True, we have the Paris Climate Accord. This is an indication that there is a growing global consciousness that points to us knowing our Why. The school strikes in Europe is in my opinion an even stronger indication. The new generation that stands up and is worried about their future.
There are more niche initiatives in the private sector and civil society. One of the best examples in the private sector currently might be Tesla. A company that started out making electric cars, but has moved towards clean energy generation and storage. Tesla through a singular focus on accelerating the transition away from fossil fuels, has caused a revolution in a deeply entrenched automotive industry. Already various assets managers are calculating the stranded assets on the balance sheets of the automotive dinosaurs.
How can the rest of us find our Why?
This is the point where we really have to move up our timeline. Something that is not measured in Quarterly reports, Annual Budgets, or multi-year Policy Agendas. This is something measured in decades. If we are jointly putting a dot on the horizon and ask ourselves what the world should look like for our children and our children’s children, we come to the almost surprising finding that as a community we can develop a shared vision. It allows us to leave behind our personal differences based on politics, religion, culture etc.
One of the best models in my opinion, that captures social innovation is the Transition Management Governance Model. And what is most exciting about the model, is that it’s not just a hypothetical model, but it has been developed within local communities for decades now. Something that has grown from the Dutch Polder Model. Often described as a consensus democracy model, which has allowed for horizontal collaboration between Government, Private Sector and Civil Society.

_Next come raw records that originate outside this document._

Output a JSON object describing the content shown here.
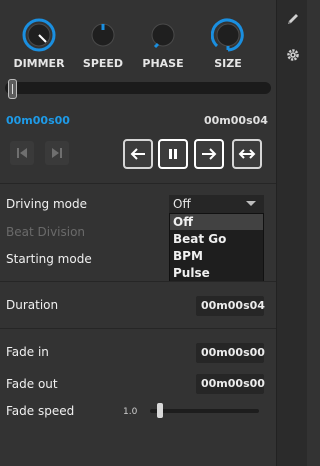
{
  "knobs": [
    {
      "label": "DIMMER",
      "accent": "#1a8fe0"
    },
    {
      "label": "SPEED",
      "accent": "#1a8fe0"
    },
    {
      "label": "PHASE",
      "accent": "#1a8fe0"
    },
    {
      "label": "SIZE",
      "accent": "#1a8fe0"
    }
  ],
  "timeline": {
    "current": "00m00s00",
    "total": "00m00s04"
  },
  "transport": {
    "prev_icon": "skip-previous-icon",
    "next_icon": "skip-next-icon",
    "backward_icon": "arrow-left-icon",
    "pause_icon": "pause-icon",
    "forward_icon": "arrow-right-icon",
    "pingpong_icon": "arrow-both-icon"
  },
  "driving_mode": {
    "label": "Driving mode",
    "value": "Off",
    "options": [
      "Off",
      "Beat Go",
      "BPM",
      "Pulse"
    ]
  },
  "beat_division": {
    "label": "Beat Division"
  },
  "starting_mode": {
    "label": "Starting mode"
  },
  "duration": {
    "label": "Duration",
    "value": "00m00s04"
  },
  "fade_in": {
    "label": "Fade in",
    "value": "00m00s00"
  },
  "fade_out": {
    "label": "Fade out",
    "value": "00m00s00"
  },
  "fade_speed": {
    "label": "Fade speed",
    "value": "1.0"
  },
  "sidebar": {
    "edit_icon": "pencil-icon",
    "settings_icon": "gear-icon"
  }
}
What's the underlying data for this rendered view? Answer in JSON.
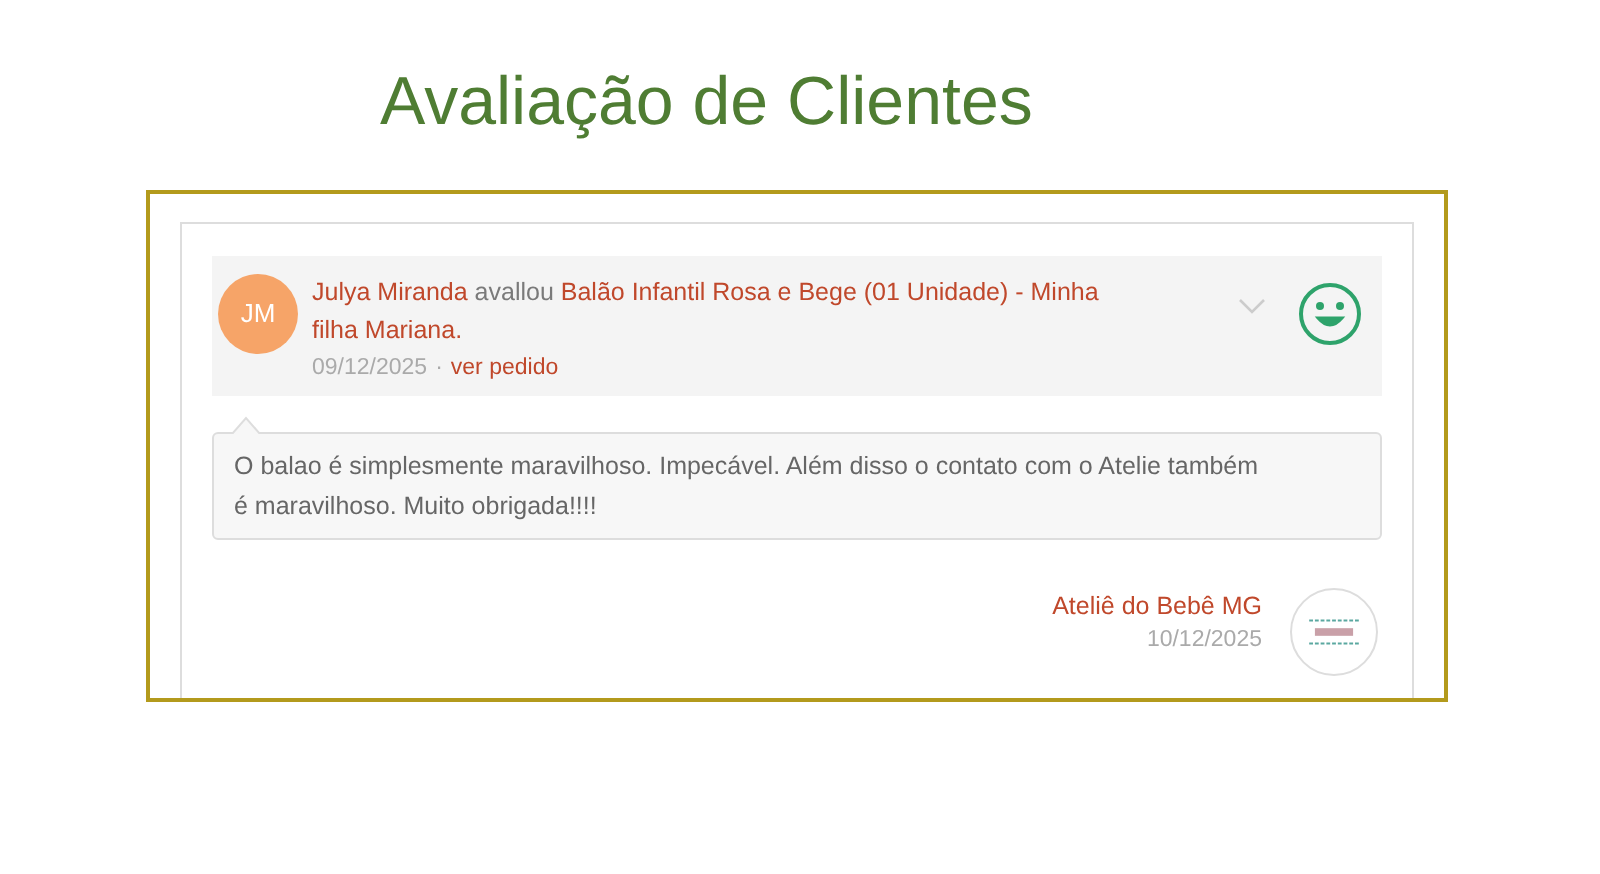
{
  "title": "Avaliação de Clientes",
  "review": {
    "avatar_initials": "JM",
    "author": "Julya Miranda",
    "verb": "avallou",
    "product": "Balão Infantil Rosa e Bege (01 Unidade) - Minha filha Mariana.",
    "date": "09/12/2025",
    "separator": "·",
    "order_link": "ver pedido",
    "expanded": false,
    "comment": "O balao é simplesmente maravilhoso. Impecável. Além disso o contato com o Atelie também é maravilhoso. Muito obrigada!!!!"
  },
  "reply": {
    "store": "Ateliê do Bebê MG",
    "date": "10/12/2025"
  }
}
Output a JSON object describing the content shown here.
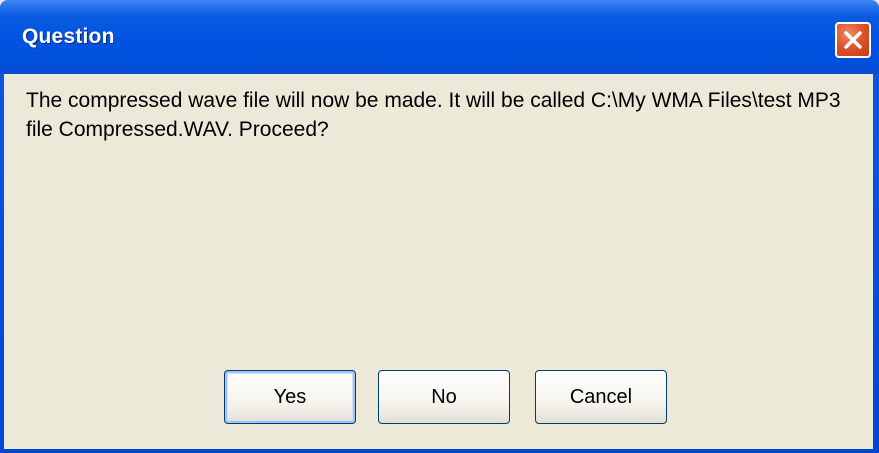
{
  "window": {
    "title": "Question",
    "message": "The compressed wave file will now be made. It will be called C:\\My WMA Files\\test MP3 file Compressed.WAV. Proceed?"
  },
  "buttons": {
    "yes": "Yes",
    "no": "No",
    "cancel": "Cancel"
  },
  "icons": {
    "close": "close-icon"
  },
  "colors": {
    "titlebar": "#0053e1",
    "close_button": "#e2542e",
    "dialog_background": "#ece9d8"
  }
}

Transition Management has led to a great number of initiatives across Europe where multi-sector stakeholder alliances are built around a common long term transition goal (ie. clean energy). Through conducting different learning experiences or interventions the partners work towards a shared vision that will helps them forge the changes in habits that are needed to reach their long term goals.

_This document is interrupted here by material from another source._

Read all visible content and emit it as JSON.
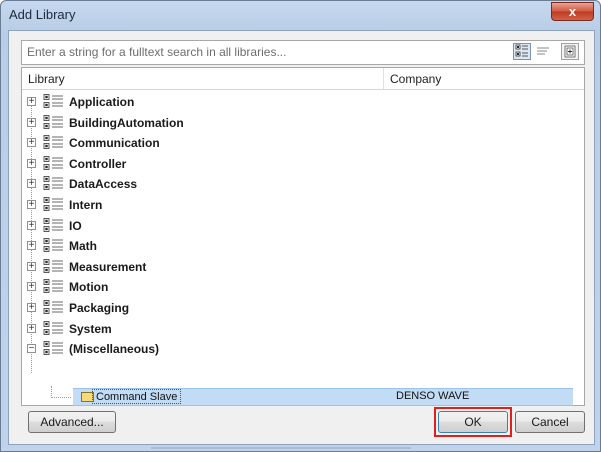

The Innovative Finance Framework
In order to close the funding gap on the SDG’s and Climate Change targets we really need to first address a governance gap. We require innovation. It is very likely that we will not be able to solve our problems just through technological innovation (Silicon Valley style). We would most likely require much more social innovation.

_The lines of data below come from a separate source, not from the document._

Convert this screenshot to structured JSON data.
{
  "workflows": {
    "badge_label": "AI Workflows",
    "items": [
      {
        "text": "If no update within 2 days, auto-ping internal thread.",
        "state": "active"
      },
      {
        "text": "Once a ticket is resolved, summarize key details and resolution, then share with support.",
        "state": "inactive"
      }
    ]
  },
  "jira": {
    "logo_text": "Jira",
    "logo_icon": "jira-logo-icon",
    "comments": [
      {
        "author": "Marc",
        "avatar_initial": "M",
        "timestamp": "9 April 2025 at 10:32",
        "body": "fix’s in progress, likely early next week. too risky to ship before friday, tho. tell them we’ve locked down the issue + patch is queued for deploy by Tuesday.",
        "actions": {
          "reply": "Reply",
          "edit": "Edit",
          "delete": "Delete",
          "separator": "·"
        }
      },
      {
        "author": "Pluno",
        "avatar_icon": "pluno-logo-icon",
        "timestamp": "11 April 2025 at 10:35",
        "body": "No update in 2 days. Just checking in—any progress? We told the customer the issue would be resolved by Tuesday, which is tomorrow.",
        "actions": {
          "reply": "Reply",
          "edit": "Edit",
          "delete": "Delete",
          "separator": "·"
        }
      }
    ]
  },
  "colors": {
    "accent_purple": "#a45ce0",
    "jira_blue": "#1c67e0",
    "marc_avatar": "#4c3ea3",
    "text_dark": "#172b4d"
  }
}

And this brings us to the toolbox of Innovative Finance. We would need to start blending different funding resources at scale (ie. Foreign Direct Investment, Remittances, Tax Revenues, International Aid, Philanthropy etc. etc.). And even if we can find all these capital providers somewhere on the Capital Continuum, they most likely are currently not communicating with each other. If there’s no common language, we have a hard time communicating with each other. We really need to collaborate towards a shared vision for Development which allows us to overcome our differences on taxonomy, risk, impact.
This is what the Innovative Finance Framework tries to achieve.